2

I have a spark DataFrame with h3 hex ids and I am trying to obtain the polygon geometries.

from pyspark.sql import SparkSession
from pyspark.sql.functions import col, expr
from pyspark.databricks.sql.functions import *

from mosaic import enable_mosaic
enable_mosaic(spark, dbutils)


# Create a Spark session
spark = SparkSession.builder.appName("Mosaic").getOrCreate()

# Create a DataFrame with hex IDs
df = spark.createDataFrame([
    (1, "87422c2a9ffffff"),
    (2, "87422c2a9000000"),
    (3, "87422c2a8ffffff")
], ("id", "h3hex_id"))



sdf2 = sdf1.withColumn("geometry", h3_boundaryaswkt(col("h3hex_id")))
sdf2.sample(fraction=0.1).show()

AnalysisException: [H3_NOT_ENABLED] h3_boundaryaswkt is disabled or unsupported. Consider enabling Photon or switch to a tier that supports H3 expressions; 


sdf2 = sdf1.withColumn("geometry", grid_boundary(col("h3hex_id"), format_name="WKT"))
sdf2.sample(fraction=0.1).show()


AnalysisException: [UNRESOLVED_COLUMN.WITH_SUGGESTION] A column or function parameter with name `WKT` cannot be resolved. Did you mean one of the following? ..
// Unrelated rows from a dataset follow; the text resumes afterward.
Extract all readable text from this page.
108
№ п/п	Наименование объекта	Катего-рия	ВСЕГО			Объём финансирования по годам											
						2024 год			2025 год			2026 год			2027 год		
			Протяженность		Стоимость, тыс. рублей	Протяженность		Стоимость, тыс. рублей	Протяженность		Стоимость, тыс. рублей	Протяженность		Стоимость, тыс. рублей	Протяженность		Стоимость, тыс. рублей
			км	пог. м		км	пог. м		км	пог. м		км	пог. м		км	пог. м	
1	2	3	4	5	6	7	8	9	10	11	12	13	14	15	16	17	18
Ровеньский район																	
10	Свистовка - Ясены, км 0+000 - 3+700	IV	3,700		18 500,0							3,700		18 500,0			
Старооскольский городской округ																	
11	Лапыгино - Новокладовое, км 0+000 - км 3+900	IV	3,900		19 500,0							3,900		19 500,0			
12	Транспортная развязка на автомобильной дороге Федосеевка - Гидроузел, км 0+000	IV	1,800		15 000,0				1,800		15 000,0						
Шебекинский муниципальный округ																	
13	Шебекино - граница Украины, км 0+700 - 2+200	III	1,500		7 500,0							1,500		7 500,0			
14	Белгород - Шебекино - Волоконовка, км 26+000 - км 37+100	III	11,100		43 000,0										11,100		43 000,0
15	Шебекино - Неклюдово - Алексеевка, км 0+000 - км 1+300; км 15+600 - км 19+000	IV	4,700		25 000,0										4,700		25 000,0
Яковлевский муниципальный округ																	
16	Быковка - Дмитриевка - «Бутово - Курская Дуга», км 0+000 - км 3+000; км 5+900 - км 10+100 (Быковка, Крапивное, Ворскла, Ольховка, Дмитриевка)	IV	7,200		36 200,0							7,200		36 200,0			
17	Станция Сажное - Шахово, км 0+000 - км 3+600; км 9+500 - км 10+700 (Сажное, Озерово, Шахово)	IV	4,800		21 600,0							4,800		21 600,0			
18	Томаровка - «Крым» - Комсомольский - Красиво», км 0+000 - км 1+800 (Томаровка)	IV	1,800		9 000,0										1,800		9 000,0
I have installed databricks-mosaic 0.3.10 on the cluster.

How do I resolve the exception and apply the function spark DataFrame?

https://databrickslabs.github.io/mosaic/api/spatial-indexing.html

https://docs.databricks.com/sql/language-manual/functions/h3_boundaryaswkt.html#examples

kms
  • 1,810
  • 1
  • 41
  • 92

1 Answers1

1

h3_ functions are reserved for photon enabled clusters. If you change the configuration on your cluster to enable photon this error will disappear. mosaic provides a grid_ function that use a slower java implementation of h3 that you can use on either ML databricks runtime or photon databricks runtime envs.

The second issue with "WKT" is that it is provided as a string but should be a column due to the way python virtualises column names in pyspark. If you replace "WKT" with F.lit("WKT") your code will work.

from pyspark.sql import functions as F
sdf2 = sdf1.withColumn("geometry", grid_boundary(col("h3hex_id"), 
    format_name=F.lit("WKT")))
sdf2.sample(fraction=0.1).show()
Alex Ott
  • 80,552
  • 8
  • 87
  • 132